MuSC clock regulates in vivo ASC proliferation as well as glucose and protein metabolism following injury. (A) FACS quantification of quiescent (from uninjured TAs) and activated (from TAs at 3 dpi) stem cells isolated from Bmal1^musc and control mice. (*) P < 0.05 by unpaired Student's t-test comparing the difference between Bmal1^musc and control SCs under a given status. (B) Experimental design: Bmal1^musc and control mice received five consecutive daily intraperitoneal injections of 100 mg/kg tamoxifen in corn oil. After 7 d, mice were injected in the TA muscles with CTX, and ASCs were isolated for RNA sequencing at 3 dpi. n = 5 mice per genotype. (C) GSEA plot of enrichment of cell proliferation- and myogenesis-related genes among DEGs from Bmal1^musc and control ASCs. (D) Volcano plot showing 23 down-regulated and 89 up-regulated genes in Bmal1^musc ASCs compared with controls at 3 dpi. (E) GSEA plot showing enrichment and heat map of fold change of fatty acid metabolism-related genes in Bmal1^musc and control ASCs. (F) PCA plot demonstrating distinct metabolite profiles upon stem cell activation and loss of Bmal1. n = 5 control, n = 8 Bmal1^musc mice. (G) Quantification of significantly (P < 0.05) different metabolites between Bmal1^musc and control ASCs at 3 dpi. Data are represented as mean ± SEM.

Figure 5.

Pyruvate supplementation or NAD⁺ replenishment restores hypoxic growth and myogenesis in Bmal1^–/– myoblasts. (A) Experimental design: Primary myoblasts isolated from Bmal1^musc mice were infected with control (Adv-control) or Cre-expressing (Adv-Cre) adenovirus for 48 h to induce deletion of the Bmal1 gene.

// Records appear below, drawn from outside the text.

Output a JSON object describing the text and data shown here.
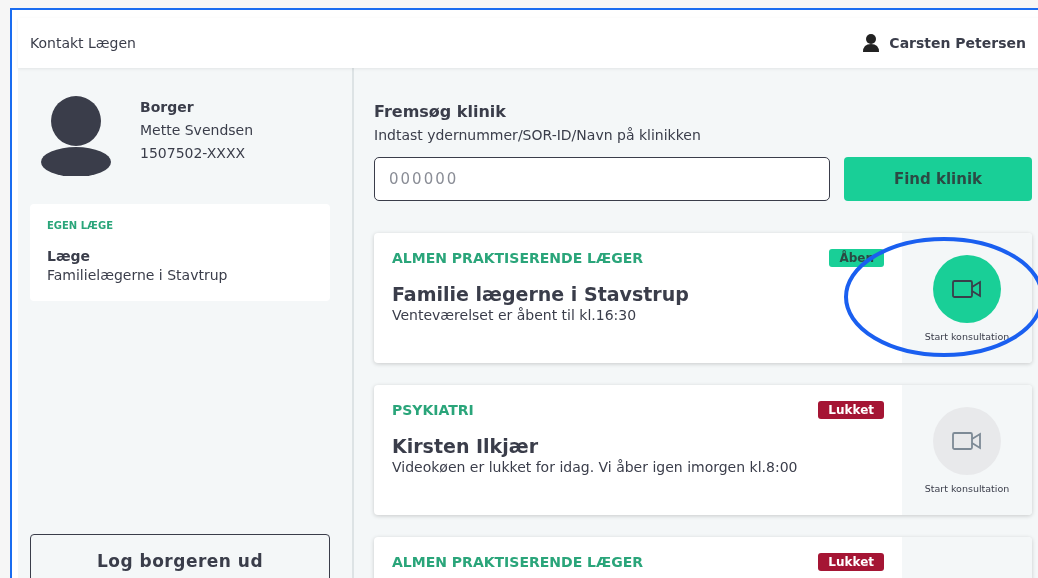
{
  "header": {
    "title": "Kontakt Lægen",
    "user": "Carsten Petersen"
  },
  "citizen": {
    "role": "Borger",
    "name": "Mette Svendsen",
    "cpr": "1507502-XXXX"
  },
  "own_doctor": {
    "heading": "EGEN LÆGE",
    "label": "Læge",
    "clinic": "Familielægerne i Stavtrup"
  },
  "logout_button": "Log borgeren ud",
  "search": {
    "title": "Fremsøg klinik",
    "hint": "Indtast ydernummer/SOR-ID/Navn på klinikken",
    "placeholder": "000000",
    "button": "Find klinik"
  },
  "clinics": [
    {
      "category": "ALMEN PRAKTISERENDE LÆGER",
      "status": "Åben",
      "open": true,
      "name": "Familie lægerne i Stavstrup",
      "message": "Venteværelset er åbent til kl.16:30",
      "action": "Start konsultation",
      "highlighted": true
    },
    {
      "category": "PSYKIATRI",
      "status": "Lukket",
      "open": false,
      "name": "Kirsten Ilkjær",
      "message": "Videokøen er lukket for idag. Vi åber igen imorgen kl.8:00",
      "action": "Start konsultation",
      "highlighted": false
    },
    {
      "category": "ALMEN PRAKTISERENDE LÆGER",
      "status": "Lukket",
      "open": false
    }
  ]
}
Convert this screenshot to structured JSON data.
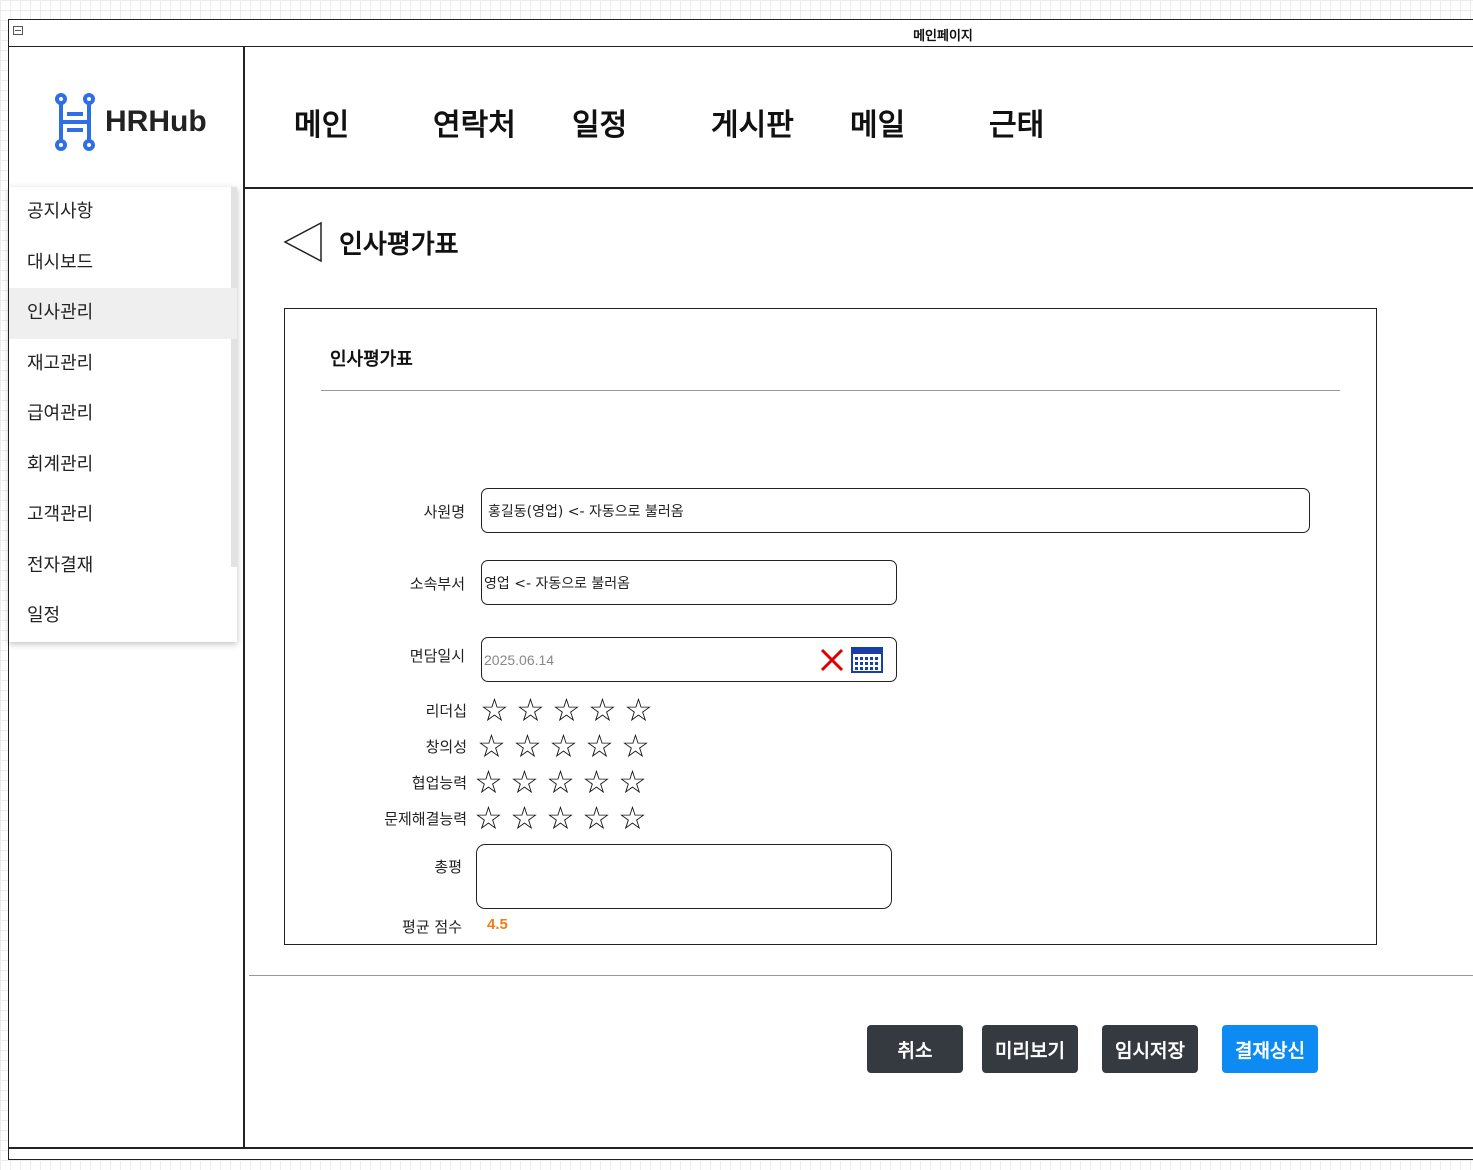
{
  "window": {
    "title": "메인페이지"
  },
  "logo": {
    "text": "HRHub"
  },
  "topnav": {
    "items": [
      "메인",
      "연락처",
      "일정",
      "게시판",
      "메일",
      "근태"
    ]
  },
  "sidemenu": {
    "items": [
      "공지사항",
      "대시보드",
      "인사관리",
      "재고관리",
      "급여관리",
      "회계관리",
      "고객관리",
      "전자결재",
      "일정"
    ],
    "active": "인사관리"
  },
  "page": {
    "title": "인사평가표"
  },
  "form": {
    "title": "인사평가표",
    "employee_label": "사원명",
    "employee_value": "홍길동(영업)   <- 자동으로 불러옴",
    "department_label": "소속부서",
    "department_value": "영업  <- 자동으로 불러옴",
    "interview_label": "면담일시",
    "interview_value": "2025.06.14",
    "ratings": [
      {
        "label": "리더십",
        "stars": 5,
        "filled": 0
      },
      {
        "label": "창의성",
        "stars": 5,
        "filled": 0
      },
      {
        "label": "협업능력",
        "stars": 5,
        "filled": 0
      },
      {
        "label": "문제해결능력",
        "stars": 5,
        "filled": 0
      }
    ],
    "star_glyph": "☆",
    "review_label": "총평",
    "review_value": "",
    "average_label": "평균 점수",
    "average_value": "4.5",
    "accent_color": "#f07e12"
  },
  "buttons": {
    "cancel": "취소",
    "preview": "미리보기",
    "save_draft": "임시저장",
    "submit": "결재상신"
  },
  "colors": {
    "primary": "#0d8bf2",
    "dark": "#343a40",
    "logo": "#2f6fe6",
    "clear": "#e00000",
    "calendar": "#1a3ea8"
  }
}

Myoblasts were cultured in “conditional” growth medium (GM) with the indicated nutrients and/or drugs for either 48 h in 1% O2 for cell growth measurements (top) or 6 h in 1% O₂ before changing to differentiation medium (DM) in normoxia to allow for myogenic differentiation (bottom). (B) Cell number quantification by hemocytometer of WT and Bmal1^–/– (KO) primary myoblasts after culturing in hypoxia for 48 h. (*) P < 0.05 by multiple unpaired Student's t-tests. (C,D) MHC and DAPI staining (C) and quantification of differentiation index (percentage of MHC⁺ nuclei) following hypoxic pretreatment under the indicated conditions (D; as described in A). (*) P < 0.05, (***) P < 0.001 by multiple unpaired Student's t-tests. Scale bar, 400 μm. (E) Cell number quantification by hemocytometer of WT and Bmal1^–/– (KO) primary myoblasts with or without overexpression of LbNOX after culturing in hypoxia for 48 h. (*) P < 0.05 by multiple unpaired Student's t-tests. (n.s.) Nonsignifciant. (F,G) MHC and DAPI staining (F) and quantification of differentiation index in WT and Bmal1^–/– primary mouse myoblasts with or without overexpression of LbNOX (G; as described in A). (*) P < 0.05, (**) P < 0.01 by two-way ANOVA with Tukey's multiple comparisons test. (EV) Empty plasmid vector. Data are represented as mean ± SEM.